KLM has 100 Airbus A320neo and A321neo aircraft on order, as well as seven Boeing 787-10s and 13 Embraer E195-E2s. Most of the new planes will replace older models in the airline’s fleet.
But if the cap is implemented, KLM could be forced to cancel routes with its future growth prospects seriously curtailed. The airline has already said flights to destinations that range from Boston to Osaka, Porto, and Tel Aviv could be in jeopardy. And, without the ability to add new flights, KLM could be destined to incur ever higher costs without the ability to counter them with new revenues. The only growth option would be to operate larger aircraft on the flights it already operates.
“We have meetings with them in a couple of weeks, so hopefully at least they’re open to listen and open to discuss,” Rintel said when asked whether she saw the government as amenable to KLM’s position. “Hopefully, we at least could discuss the ambition [to reduce emissions and noise], and to see where our ambition is the same, and how can we achieve this ambition.”
Rintel took the top spot at KLM in July after long-time CEO Pieter Elbers departed for IndiGo. She was previously CEO of Dutch rail operator NS for eight years, and before that worked at both KLM and airport operator the Schiphol Group.
As a former rail executive, she sees significant promise in air-rail connections as one method to reduce carbon emissions. Rintel, as if to lead by example, took the train to Paris from Amsterdam on one of her first trips to the group’s headquarters as CEO of KLM.
“We really need to promote going by train within 500 kilometers — 500, 600 kilometers,” Rintel said. KLM already has “a lot of seat blocks” on Thalys trains that connect Schiphol to Brussels and Paris, which she said the airline will use to promote the connections to travelers. Rintel added that the carrier has replaced one of its five daily Amsterdam-Brussels flights with a train; she did not comment on whether it would replace the remaining four flights.
Rintel’s optimism towards the promise of air-rail connections is a change from the realist take of her predecessor. While Elbers supported the partnerships where feasible, he said last year that government funds could be “used more effectively in terms of investing in synthetic fuels, [and] in single European airspace” to achieve de-carbonization goals.
“We cannot offer the demand customers ask for,” Rintel said when asked about travel demand this winter, particularly during the historically slow first quarter, and echoing the view of Air France-KLM executives in October. KLM capacity will remain about 20 percent below 2019 levels until Schiphol lifts its passenger caps, which could occur after December, she said. Rintel expressed few concerns for the high inflation and energy prices that Europeans face this winter.

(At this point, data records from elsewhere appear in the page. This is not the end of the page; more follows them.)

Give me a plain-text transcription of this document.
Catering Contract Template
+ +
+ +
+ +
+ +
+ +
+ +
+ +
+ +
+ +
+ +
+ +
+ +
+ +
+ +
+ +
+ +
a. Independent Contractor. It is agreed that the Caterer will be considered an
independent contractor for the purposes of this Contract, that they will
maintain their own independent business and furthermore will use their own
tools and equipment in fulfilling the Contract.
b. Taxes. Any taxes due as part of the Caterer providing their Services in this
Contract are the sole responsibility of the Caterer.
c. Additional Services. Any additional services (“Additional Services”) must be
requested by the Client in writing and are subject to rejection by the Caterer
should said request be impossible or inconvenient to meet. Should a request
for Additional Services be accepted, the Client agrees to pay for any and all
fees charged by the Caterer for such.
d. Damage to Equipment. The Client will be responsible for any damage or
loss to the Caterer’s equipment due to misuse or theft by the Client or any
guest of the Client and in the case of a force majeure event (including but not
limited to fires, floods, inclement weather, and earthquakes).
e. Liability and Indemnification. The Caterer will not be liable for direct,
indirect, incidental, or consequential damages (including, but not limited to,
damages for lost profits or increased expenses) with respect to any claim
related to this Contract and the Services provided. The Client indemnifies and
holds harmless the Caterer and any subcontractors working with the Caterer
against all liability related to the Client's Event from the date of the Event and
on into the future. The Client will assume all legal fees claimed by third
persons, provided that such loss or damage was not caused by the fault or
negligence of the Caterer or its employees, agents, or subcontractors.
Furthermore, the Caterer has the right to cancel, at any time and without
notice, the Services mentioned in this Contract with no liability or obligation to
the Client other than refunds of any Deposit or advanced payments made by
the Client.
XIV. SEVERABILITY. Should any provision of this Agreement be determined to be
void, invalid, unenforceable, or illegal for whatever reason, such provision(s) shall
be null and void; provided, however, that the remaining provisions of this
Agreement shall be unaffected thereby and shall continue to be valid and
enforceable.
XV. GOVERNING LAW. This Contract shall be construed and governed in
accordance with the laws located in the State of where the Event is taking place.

Rintel is, significantly, KLM’s first female leader in its century-plus history, and one of just a handful of female airline CEOs in the world. Others include Anne Rigail at Air France, Christine Ourmières-Widener at TAP Air Portugal, and Linda Markham at Cape Air. Stephanie Tully will take the top spot at Qantas Group-subsidiary Jetstar in January.
“Things are changing in Europe and in the Netherlands [with] more female leadership,” she said when asked about being KLM’s first female CEO. “And I’m not the only one in the [Air France-KLM] Group, I’m the second one in the group.”
Asked about comments that KLM needs to do more to increase diversity in its ranks, Rintel said: “I started day one, for every job and every short list, there must be a woman on the list. And we discussed how to accelerate on more diversity in general … We start to make plans and then see results, but it’s on top of my list daily.”